Parce que ça fait mal d'en parler, ça fait mal de voir les gens les plus proches de soi changer, s'éloigner alors qu'ils assurent sur le moment qu'ils comprennent.

 Et j'ai peur. Peur de le perdre lui, peur de sa réaction, de son regard ou encore des mots qu'il peut avoir envers moi.
La solitude, voilà ce à quoi j'ai été longtemps habituée. A rien d'autre que cette solitude comblée par la présence de ma sœur et de ma mère.
Avant cette histoire, j'avais des amies, une meilleure amie, un petit-copain. Bref, j'étais une fille comme une autre, bien dans sa peau et tout, tout a changé depuis cette nuit-là. 

Je ne sais pas depuis combien de temps on est arrivé, je n'en sais rien même mais je suis tellement perdue dans mes pensées que c'est Taylor qui détache ma ceinture. Mes mains tremblent sur mes cuisses, des sueurs froides coulent le long de mon dos.

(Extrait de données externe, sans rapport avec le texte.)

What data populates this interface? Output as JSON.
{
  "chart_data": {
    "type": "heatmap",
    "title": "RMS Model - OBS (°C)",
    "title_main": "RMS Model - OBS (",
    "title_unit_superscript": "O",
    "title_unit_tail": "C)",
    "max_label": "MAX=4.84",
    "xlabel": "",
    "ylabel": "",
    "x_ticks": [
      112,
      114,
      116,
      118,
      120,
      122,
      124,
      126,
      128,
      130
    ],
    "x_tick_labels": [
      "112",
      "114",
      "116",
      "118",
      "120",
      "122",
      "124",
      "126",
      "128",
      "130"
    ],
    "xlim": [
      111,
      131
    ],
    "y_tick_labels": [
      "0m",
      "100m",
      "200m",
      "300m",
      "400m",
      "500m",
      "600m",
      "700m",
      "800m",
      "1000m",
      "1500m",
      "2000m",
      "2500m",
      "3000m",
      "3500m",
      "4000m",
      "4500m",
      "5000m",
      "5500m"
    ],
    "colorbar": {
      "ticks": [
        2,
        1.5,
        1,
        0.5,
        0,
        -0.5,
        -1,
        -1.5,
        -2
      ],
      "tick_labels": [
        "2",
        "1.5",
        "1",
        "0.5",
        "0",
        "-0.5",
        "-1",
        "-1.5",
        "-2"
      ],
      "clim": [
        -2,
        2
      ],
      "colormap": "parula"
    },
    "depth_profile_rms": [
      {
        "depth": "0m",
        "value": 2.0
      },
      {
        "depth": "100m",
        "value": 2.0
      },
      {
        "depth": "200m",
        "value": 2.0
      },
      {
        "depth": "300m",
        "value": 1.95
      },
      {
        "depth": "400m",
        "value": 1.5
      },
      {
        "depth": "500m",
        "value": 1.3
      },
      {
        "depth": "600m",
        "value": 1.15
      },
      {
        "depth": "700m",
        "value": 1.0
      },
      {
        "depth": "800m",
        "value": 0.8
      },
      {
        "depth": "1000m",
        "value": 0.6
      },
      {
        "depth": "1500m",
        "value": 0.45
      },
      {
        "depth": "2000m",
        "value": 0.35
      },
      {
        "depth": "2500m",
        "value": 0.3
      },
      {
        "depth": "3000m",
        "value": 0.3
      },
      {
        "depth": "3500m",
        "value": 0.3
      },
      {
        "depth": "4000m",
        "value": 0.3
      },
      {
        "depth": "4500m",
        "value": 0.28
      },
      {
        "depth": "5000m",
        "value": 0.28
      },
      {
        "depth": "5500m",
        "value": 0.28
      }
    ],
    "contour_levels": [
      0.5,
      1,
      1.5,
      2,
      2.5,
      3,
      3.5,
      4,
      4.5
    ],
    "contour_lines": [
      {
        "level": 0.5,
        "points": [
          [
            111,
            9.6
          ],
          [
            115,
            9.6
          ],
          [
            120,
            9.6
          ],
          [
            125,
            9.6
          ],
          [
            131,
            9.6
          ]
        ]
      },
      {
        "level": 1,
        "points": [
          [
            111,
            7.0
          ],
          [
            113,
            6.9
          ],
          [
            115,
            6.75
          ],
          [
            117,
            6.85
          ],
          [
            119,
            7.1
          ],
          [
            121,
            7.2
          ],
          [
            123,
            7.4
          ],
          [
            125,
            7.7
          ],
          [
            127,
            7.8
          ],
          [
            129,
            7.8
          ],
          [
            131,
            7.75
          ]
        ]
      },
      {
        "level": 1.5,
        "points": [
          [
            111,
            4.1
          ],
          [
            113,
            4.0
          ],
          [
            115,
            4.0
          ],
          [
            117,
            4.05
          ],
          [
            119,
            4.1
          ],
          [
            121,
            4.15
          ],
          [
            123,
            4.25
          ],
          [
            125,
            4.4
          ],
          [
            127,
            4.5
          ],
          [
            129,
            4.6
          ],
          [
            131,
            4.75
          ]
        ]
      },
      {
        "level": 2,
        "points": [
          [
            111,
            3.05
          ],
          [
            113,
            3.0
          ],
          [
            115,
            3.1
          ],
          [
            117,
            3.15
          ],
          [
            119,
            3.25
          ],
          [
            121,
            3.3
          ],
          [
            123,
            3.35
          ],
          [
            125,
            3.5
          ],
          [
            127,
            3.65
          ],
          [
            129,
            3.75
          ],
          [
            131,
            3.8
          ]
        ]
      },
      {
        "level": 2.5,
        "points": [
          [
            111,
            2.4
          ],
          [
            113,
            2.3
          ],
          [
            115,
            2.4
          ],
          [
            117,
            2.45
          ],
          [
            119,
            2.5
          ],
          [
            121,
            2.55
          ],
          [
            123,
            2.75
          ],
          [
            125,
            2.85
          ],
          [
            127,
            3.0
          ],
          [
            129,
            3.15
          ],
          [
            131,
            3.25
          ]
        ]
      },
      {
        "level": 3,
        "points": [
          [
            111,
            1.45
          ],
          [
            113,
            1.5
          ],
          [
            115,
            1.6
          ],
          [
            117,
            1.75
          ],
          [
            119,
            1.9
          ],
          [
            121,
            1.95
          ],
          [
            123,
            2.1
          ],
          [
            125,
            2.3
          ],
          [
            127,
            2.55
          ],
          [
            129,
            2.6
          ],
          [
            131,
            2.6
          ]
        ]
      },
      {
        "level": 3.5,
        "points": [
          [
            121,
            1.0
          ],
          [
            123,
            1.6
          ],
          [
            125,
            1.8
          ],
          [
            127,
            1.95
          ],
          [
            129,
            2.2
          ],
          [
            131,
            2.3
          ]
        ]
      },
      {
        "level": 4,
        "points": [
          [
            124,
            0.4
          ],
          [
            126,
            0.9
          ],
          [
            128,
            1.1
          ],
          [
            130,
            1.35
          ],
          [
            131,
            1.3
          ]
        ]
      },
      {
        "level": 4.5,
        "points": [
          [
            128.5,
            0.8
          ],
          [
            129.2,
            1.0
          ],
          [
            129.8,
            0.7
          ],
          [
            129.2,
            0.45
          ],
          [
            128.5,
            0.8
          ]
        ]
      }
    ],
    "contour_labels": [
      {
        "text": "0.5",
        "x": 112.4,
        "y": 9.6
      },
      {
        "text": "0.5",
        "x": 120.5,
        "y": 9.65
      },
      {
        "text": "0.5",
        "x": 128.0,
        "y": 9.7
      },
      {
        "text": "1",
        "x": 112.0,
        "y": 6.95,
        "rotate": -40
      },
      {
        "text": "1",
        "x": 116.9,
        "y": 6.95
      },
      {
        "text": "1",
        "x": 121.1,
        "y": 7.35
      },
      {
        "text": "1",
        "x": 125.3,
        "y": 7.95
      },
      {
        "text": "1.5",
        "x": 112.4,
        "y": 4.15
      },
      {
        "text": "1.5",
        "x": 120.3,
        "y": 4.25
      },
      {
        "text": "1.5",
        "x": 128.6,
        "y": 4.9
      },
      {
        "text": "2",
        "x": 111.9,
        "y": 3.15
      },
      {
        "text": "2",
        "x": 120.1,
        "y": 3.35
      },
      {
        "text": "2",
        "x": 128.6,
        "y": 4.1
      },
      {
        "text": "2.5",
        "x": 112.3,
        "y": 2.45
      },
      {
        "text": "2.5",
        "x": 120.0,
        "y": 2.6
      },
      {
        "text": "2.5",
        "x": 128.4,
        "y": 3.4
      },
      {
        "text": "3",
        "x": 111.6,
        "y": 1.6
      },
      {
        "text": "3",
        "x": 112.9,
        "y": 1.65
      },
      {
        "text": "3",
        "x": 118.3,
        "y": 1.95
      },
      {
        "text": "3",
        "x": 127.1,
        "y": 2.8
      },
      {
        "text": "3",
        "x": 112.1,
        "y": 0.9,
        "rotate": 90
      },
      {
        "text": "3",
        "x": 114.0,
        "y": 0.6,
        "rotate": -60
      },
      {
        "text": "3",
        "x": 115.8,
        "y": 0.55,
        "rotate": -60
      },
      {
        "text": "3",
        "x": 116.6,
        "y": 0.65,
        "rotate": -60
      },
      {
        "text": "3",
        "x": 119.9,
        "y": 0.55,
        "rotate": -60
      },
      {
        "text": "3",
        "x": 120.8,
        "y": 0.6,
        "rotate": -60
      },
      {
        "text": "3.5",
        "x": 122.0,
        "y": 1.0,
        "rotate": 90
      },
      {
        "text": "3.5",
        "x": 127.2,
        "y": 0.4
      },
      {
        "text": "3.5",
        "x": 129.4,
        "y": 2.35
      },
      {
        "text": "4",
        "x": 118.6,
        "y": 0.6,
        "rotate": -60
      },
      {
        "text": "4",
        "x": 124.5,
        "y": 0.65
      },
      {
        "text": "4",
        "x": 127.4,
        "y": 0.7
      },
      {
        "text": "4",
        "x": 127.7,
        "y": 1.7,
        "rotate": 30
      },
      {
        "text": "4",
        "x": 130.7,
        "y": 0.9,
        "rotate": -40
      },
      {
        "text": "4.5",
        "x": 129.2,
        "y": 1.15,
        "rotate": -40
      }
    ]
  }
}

—On a oublié ma voiture, chuchoté-je.

Taylor garde ses gestes en suspens, me regarde en haussant un sourcil.

—On ira la rechercher après, ce n'est rien.

Je hoche doucement la tête, mais ne peux m'empêcher de penser à mal. S'il accepte encore que je sois avec lui après, on ira la chercher. Sinon, je me débrouillerai.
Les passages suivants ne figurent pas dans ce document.